Untuk diketahui, sanksi denda administratif yang diterapkan terhadap warga yang tidak memakai masker di Kota Depok sebesar Rp 50 ribu. Dengan demikian, total uang denda selama dua hari razia tersebut total uang yang terkumpul sebesar Rp 5.550.000.

Fahmi mengatakan, selain Kamis dan Jumat, pada Sabtu (25/7) dan Minggu (26/7) razia tetap dilakukan. Hanya, warga yang kena razia karena tidak memakai masker tidak didenda, melainkan diberi sanksi sosial berupa membersihkan fasilitas umum.

"Sabtu-Minggu nggak (didenda), hanya sanksi sosial dan patroli biasa.

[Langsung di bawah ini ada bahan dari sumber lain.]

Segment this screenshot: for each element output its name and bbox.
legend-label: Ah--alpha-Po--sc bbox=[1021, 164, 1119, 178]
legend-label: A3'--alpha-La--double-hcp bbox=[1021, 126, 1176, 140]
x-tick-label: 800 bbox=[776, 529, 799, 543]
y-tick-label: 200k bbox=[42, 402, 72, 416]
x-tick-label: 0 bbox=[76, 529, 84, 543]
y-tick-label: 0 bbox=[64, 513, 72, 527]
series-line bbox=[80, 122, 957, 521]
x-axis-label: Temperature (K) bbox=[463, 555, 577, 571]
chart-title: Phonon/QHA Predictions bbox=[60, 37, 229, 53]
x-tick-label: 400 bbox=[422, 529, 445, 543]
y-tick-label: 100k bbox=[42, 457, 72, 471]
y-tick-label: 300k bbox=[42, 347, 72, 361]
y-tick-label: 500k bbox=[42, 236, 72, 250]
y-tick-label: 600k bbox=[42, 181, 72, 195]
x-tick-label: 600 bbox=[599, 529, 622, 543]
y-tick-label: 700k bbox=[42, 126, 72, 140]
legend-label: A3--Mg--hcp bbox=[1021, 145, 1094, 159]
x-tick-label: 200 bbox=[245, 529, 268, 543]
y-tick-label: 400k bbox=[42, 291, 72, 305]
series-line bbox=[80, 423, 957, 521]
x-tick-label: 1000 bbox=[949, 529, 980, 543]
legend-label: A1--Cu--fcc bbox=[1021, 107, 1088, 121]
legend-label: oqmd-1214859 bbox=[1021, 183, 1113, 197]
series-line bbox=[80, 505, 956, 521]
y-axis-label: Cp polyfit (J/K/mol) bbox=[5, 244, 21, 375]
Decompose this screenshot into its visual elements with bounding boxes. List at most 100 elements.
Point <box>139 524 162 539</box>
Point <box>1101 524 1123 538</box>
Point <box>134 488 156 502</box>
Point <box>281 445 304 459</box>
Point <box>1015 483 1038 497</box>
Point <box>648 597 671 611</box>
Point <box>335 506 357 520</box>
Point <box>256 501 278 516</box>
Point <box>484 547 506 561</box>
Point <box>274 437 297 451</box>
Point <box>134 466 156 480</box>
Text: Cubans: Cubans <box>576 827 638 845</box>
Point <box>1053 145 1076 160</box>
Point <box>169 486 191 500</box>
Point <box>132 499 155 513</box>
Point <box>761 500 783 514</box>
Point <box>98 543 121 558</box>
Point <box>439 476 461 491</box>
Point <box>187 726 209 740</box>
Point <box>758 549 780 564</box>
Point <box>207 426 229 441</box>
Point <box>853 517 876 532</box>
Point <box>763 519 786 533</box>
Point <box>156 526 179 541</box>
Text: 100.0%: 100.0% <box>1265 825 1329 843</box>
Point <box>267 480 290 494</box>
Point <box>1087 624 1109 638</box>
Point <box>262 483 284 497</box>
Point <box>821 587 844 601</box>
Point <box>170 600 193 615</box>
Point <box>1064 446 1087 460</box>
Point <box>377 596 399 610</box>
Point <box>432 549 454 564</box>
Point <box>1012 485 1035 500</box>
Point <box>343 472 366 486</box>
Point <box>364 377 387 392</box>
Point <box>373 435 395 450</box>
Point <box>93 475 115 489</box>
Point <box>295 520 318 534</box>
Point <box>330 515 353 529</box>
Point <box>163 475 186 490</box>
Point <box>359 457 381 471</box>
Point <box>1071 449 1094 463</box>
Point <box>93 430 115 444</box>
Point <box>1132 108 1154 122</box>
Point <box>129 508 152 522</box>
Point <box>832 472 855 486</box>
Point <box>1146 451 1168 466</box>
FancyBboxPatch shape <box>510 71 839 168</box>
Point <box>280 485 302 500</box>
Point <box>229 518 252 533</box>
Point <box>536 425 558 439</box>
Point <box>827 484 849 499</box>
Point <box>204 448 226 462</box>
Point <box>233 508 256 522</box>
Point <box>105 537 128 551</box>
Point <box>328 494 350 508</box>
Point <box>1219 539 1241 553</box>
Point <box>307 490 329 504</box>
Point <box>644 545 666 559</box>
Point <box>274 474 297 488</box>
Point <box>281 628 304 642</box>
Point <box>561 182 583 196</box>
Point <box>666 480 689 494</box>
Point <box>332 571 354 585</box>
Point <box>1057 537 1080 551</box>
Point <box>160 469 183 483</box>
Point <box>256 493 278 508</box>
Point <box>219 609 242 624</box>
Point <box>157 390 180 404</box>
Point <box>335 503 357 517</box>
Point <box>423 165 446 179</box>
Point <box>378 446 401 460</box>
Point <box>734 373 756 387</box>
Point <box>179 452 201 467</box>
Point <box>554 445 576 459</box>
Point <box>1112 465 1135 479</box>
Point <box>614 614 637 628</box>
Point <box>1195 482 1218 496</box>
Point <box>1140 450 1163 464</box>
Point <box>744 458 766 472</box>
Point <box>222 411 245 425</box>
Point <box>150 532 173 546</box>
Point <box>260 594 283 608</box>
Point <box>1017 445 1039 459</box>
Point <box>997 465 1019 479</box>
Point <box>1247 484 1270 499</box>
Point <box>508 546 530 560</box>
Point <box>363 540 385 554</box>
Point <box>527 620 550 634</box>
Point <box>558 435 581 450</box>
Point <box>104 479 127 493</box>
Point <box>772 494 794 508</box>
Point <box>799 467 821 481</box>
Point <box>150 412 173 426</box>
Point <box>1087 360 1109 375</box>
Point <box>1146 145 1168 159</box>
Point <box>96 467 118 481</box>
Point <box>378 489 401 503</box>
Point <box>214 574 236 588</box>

Tetap razia, cuma karena BJB-nya hanya di jam kerja," katanya.

Lebih jauh, Fahmi mengatakan, selama 5 hari berjalannya penerapan sanksi, tren pelanggaran warga yang tidak bermasker cenderung masih sama.

"Tapi ini di luar dari ada beberapa warga yang tetap beri peringatan lisan. Karena pada saat mereka berada di luar rumah, tidak menggunakan tapi membawa masker. Yang tadi itu kan, rata-rata memang dikenakan denda administrasi," paparnya.

Pihak Satpol PP rencananya akan menambah jam-jam razia di seluruh wilayah Depok. Siang tadi, razia dilakukan di 5 titik, yakni di Tugu Jam Siliwangi, Kantor Sukmajaya, Kukusan, Pasar Mosi, dan Juanda.

"Mungkin nanti akan dievaluasi, mungkin menyebar kembali di beberapa fasilitas umum, tempat berkumpul masyarakat," katanya.